The problem with point A is that it it separates the old fans from the new fans into two distinct groups: The ones who have read the books and the ones who haven't. There's even that issue here in TGD whenever BattleTech is talked about. Instead of a unified timeline to provide a common ground, it acts as a barrier.
The problem with point B is the more immediate. I might not necessarily care about the BT community and continuity if I have a group of players that I can play with, though CGL loses out ultimately if I drop out of the community (which isn't the most n00b friendly from various accounts). However, as was mentioned, the boxed set is shit. I have it. I like all the plastic figs, and the 2 sheets of maps are okay to start with, and I don't even mind the rules ramp-up. All that works. But seriously, the fucking mechs they include span over 100 years. Even if I go by tonnage, I have no real way of substantially comparing the total "value" of one mech versus another (compared to the BPV system of Starfleet Battles, which while requiring fudging, could at least at a glance tell you if your frigate was totally outclassed by the other dude's frigate). The Starter box is a cross-slice of the entire IP. I get the rules, I get like the barest of the plot, but now what?
Can I buy more plastic figs? Not from CGL: Their entire online store is empty/out of stock for all but 2 mechs. Can I buy pewter figs? Well yes I can buy pewter, but not from CGL, and CGL barely discusses where you can get fucking game pieces FOR THEIR OWN GAME.
Now let's say I buy a pewter fig. Let's say I want to play with a MadCat, since that's one of the iconic mechs. Well I need a record sheet. But flipping through the Total Warfare book, there's no mech record sheet that I can find, and though they're talked about in the book, there's no reference to where I can actually fucking find them. And this is supposedly the only resource I need to actually play any tournament-sanctioned game. Maybe it's in there, but I never found it.

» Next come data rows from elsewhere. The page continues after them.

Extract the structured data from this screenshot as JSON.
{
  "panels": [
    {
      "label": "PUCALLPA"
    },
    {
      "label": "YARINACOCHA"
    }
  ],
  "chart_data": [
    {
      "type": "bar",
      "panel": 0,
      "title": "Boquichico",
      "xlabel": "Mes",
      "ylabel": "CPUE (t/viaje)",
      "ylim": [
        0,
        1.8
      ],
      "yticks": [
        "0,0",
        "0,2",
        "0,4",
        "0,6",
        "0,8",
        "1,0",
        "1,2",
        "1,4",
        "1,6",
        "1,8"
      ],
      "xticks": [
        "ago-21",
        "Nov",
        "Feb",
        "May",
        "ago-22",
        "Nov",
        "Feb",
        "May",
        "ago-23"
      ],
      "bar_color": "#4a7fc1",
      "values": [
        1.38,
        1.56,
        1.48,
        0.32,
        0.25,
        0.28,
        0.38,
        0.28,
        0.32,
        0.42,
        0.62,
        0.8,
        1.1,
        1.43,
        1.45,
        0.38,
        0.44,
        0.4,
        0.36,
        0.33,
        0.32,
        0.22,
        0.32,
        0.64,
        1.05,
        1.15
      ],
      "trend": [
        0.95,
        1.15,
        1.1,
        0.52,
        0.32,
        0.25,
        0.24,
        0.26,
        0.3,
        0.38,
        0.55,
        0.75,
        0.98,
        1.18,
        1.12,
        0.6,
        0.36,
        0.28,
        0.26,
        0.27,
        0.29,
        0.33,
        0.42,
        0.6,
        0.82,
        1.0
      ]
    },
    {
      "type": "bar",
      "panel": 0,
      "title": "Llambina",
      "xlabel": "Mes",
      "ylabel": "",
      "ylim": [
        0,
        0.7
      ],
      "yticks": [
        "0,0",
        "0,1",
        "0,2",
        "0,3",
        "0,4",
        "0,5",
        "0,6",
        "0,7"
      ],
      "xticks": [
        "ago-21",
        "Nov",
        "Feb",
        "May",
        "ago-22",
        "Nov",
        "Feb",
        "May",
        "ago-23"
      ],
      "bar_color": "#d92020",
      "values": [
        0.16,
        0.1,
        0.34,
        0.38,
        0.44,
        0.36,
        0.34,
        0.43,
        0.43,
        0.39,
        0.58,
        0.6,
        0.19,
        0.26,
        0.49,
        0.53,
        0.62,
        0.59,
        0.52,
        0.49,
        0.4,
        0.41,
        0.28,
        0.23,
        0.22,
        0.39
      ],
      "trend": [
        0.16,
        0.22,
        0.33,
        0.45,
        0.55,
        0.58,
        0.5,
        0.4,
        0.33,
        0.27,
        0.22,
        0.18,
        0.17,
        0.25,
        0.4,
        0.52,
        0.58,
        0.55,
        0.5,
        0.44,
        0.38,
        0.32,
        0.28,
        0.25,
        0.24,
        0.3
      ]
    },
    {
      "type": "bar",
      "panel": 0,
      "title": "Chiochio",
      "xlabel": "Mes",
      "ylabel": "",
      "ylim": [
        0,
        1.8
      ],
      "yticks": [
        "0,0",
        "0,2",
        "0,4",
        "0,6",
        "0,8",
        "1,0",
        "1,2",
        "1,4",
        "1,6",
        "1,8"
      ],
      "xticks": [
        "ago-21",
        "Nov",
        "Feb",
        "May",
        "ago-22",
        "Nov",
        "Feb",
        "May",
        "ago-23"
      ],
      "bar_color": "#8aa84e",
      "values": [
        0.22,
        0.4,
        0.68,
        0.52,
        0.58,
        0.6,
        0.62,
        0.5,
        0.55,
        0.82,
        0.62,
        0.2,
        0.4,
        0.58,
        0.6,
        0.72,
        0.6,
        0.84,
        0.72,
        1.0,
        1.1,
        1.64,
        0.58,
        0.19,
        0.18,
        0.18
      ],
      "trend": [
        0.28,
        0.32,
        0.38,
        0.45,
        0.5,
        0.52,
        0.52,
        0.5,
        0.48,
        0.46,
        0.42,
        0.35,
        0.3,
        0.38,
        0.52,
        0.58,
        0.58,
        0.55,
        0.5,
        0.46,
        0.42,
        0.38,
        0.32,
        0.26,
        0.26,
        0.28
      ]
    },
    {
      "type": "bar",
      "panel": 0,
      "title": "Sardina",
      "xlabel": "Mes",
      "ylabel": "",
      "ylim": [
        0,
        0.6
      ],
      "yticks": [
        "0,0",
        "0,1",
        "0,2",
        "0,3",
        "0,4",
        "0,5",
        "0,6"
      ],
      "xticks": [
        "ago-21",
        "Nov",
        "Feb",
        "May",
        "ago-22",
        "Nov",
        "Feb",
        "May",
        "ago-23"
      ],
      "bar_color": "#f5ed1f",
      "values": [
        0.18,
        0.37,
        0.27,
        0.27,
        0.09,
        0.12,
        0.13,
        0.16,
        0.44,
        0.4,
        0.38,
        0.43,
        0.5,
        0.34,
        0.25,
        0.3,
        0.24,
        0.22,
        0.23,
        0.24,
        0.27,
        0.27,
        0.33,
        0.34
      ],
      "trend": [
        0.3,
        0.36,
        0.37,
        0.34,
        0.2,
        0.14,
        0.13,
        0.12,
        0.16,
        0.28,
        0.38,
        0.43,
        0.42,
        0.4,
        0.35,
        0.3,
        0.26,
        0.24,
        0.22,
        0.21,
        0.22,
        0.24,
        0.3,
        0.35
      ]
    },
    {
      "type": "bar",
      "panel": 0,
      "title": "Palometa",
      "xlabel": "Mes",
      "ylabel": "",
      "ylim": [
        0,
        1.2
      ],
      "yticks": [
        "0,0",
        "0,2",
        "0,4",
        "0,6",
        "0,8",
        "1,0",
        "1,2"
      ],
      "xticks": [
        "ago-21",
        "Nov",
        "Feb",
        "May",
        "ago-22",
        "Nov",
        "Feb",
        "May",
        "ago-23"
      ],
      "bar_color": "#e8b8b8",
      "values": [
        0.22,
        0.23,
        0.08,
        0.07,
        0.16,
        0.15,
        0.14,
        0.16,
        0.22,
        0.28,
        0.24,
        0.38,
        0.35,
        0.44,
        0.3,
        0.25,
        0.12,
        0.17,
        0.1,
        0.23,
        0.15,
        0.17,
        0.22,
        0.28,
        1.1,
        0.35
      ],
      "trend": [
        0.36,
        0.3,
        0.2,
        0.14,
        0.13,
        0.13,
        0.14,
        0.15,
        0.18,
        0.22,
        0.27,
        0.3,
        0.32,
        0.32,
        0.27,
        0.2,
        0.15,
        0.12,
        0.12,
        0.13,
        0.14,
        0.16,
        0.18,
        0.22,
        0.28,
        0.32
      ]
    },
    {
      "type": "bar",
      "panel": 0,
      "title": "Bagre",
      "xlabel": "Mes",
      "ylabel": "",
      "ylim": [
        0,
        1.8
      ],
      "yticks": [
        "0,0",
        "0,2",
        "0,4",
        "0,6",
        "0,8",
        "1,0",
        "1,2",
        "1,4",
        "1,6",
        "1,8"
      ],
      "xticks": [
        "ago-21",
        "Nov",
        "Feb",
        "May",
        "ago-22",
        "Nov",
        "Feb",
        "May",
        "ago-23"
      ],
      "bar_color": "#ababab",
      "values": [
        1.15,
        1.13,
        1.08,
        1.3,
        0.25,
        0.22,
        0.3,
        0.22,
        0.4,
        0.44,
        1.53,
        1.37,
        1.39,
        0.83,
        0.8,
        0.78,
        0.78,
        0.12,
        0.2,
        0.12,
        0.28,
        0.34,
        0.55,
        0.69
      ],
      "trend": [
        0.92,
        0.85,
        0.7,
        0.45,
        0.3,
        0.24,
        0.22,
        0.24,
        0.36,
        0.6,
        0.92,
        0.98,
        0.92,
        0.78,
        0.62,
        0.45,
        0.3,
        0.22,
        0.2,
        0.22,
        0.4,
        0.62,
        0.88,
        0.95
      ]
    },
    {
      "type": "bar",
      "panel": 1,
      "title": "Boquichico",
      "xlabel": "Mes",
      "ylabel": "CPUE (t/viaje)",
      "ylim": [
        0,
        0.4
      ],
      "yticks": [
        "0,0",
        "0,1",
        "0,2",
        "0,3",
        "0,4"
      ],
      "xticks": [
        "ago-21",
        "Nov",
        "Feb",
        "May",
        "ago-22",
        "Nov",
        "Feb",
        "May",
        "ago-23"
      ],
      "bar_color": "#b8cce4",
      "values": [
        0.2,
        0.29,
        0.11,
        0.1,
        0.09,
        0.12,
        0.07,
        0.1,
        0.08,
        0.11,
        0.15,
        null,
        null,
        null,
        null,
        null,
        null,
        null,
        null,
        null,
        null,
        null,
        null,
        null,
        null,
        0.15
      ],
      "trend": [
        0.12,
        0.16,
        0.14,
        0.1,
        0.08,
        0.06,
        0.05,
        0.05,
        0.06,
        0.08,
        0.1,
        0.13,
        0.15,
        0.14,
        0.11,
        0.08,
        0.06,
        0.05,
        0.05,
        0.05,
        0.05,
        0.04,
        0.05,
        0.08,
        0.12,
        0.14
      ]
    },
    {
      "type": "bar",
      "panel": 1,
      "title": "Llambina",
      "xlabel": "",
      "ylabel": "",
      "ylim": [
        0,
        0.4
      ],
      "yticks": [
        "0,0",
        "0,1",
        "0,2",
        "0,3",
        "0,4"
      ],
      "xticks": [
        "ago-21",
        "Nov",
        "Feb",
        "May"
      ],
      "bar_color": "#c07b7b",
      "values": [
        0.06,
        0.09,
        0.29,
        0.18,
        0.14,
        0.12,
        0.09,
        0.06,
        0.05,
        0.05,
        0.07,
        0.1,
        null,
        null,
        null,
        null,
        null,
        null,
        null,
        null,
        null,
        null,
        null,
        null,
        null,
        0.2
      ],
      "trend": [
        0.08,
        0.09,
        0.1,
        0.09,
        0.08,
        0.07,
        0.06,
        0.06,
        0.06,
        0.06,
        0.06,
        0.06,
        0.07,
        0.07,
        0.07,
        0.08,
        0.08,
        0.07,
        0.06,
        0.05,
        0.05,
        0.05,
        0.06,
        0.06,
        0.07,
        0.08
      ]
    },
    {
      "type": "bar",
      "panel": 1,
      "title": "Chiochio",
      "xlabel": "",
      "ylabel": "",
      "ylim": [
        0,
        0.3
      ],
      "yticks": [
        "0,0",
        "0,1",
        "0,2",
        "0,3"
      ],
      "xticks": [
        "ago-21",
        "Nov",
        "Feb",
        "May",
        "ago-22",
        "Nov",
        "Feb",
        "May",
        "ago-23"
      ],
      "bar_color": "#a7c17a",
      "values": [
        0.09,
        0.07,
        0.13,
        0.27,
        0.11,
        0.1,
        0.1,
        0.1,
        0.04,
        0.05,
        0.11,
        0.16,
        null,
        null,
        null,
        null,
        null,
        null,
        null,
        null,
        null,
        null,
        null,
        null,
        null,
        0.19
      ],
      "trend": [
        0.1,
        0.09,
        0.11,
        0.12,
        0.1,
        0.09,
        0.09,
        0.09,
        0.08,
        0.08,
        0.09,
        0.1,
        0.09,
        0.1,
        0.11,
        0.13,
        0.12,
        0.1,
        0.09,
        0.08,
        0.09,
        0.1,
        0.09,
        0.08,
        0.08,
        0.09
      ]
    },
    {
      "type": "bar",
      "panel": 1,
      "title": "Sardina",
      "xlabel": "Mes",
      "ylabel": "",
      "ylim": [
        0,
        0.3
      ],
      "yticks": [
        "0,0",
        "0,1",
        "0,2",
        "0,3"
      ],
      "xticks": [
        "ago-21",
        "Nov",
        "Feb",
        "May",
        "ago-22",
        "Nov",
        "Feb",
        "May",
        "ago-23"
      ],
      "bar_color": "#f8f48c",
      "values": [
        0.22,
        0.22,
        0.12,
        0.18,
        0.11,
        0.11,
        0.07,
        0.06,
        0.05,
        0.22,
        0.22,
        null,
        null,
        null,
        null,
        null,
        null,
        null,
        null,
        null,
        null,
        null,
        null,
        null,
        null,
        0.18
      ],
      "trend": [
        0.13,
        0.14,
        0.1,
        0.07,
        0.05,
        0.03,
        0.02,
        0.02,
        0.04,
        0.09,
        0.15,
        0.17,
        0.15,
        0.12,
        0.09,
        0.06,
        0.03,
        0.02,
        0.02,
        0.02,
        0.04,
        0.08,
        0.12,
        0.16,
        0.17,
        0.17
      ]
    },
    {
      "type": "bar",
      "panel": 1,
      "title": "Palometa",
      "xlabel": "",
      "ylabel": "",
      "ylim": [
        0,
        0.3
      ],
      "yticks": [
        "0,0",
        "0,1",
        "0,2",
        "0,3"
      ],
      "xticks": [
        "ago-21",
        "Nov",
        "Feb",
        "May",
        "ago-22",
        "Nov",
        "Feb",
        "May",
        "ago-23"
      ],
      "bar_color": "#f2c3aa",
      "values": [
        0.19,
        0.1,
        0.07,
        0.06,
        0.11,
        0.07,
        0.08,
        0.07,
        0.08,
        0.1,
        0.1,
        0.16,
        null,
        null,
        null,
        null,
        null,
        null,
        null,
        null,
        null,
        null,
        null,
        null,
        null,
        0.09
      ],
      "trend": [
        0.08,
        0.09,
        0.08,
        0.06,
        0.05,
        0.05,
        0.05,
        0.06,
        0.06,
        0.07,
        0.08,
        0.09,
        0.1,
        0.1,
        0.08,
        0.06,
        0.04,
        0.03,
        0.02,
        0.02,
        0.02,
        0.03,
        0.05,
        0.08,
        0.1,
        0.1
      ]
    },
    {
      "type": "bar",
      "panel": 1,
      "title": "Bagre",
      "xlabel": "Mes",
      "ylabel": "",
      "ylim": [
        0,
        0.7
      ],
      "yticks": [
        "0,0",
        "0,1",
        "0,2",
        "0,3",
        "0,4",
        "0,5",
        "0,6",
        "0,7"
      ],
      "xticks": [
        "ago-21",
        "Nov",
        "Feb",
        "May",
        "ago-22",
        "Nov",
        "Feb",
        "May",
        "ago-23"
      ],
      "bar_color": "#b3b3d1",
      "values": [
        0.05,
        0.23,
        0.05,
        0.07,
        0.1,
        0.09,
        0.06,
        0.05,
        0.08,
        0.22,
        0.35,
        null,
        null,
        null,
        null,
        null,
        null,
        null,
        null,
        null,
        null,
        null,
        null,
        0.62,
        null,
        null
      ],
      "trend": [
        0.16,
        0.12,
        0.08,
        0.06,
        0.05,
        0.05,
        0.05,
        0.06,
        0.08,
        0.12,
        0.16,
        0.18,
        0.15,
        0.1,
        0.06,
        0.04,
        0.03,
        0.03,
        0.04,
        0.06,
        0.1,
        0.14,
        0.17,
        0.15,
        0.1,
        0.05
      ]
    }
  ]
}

However, there's yet another 3rd party who makes a program that will generate your mech sheets. It's only 30 bucks. Though I don't think CGL guides you there either. Maybe I need another book? Which one? There's two more "core" books, one about building mechs, and the other about... I want to say experimental tech/rules, and then there's references to technical readouts, which might be a good place to pick up record sheets, I don't know, and if that is the case, which readout do I buy? You mean I have to fucking research that now too?
This is what I mean by "it's fucking hard to get into Battletech". I'm sure if I'm a longtime fan, or if I have someone guiding me, it's doable, but it is literally inevitable that I will hit a wall sooner or later that prevents me from playing this game if I'm on my own. I'm sure given time and effort I could get around such impediments, but gaming is supposed to be fun, and not a chore. I'm in my 30's, I've been gaming for 20 years or so now, and I have a full time job, a social life, I have to deal with family, and I generally don't have a huge amount of free time. If I have to go on a scavenger hunt to play a game, then I'm much better off buying something that was designed for a new player to get into from the beginning.
And the above paragraph is the core, root problem with Battletech. You *can't* open up new demographics because your game isn't designed to let new folks in without them being initiated. Battletech is like a fucking clubhouse. Unless someone is going to sponsor you, odds are you won't get into it.
I mean really, can you imagine a board game, like Arkham Horror say, where you bought the box, but you had to go to a different company to get half the cards, another company to get the other half, and the instructions reference character sheets but only 3 come with the game and there are no references where to get the rest? If Fantasy Flight Games actually released a product like that, it'd get laughed out of the industry. Battletech is surviving on it's own history, and the dedication of an aging group of fans.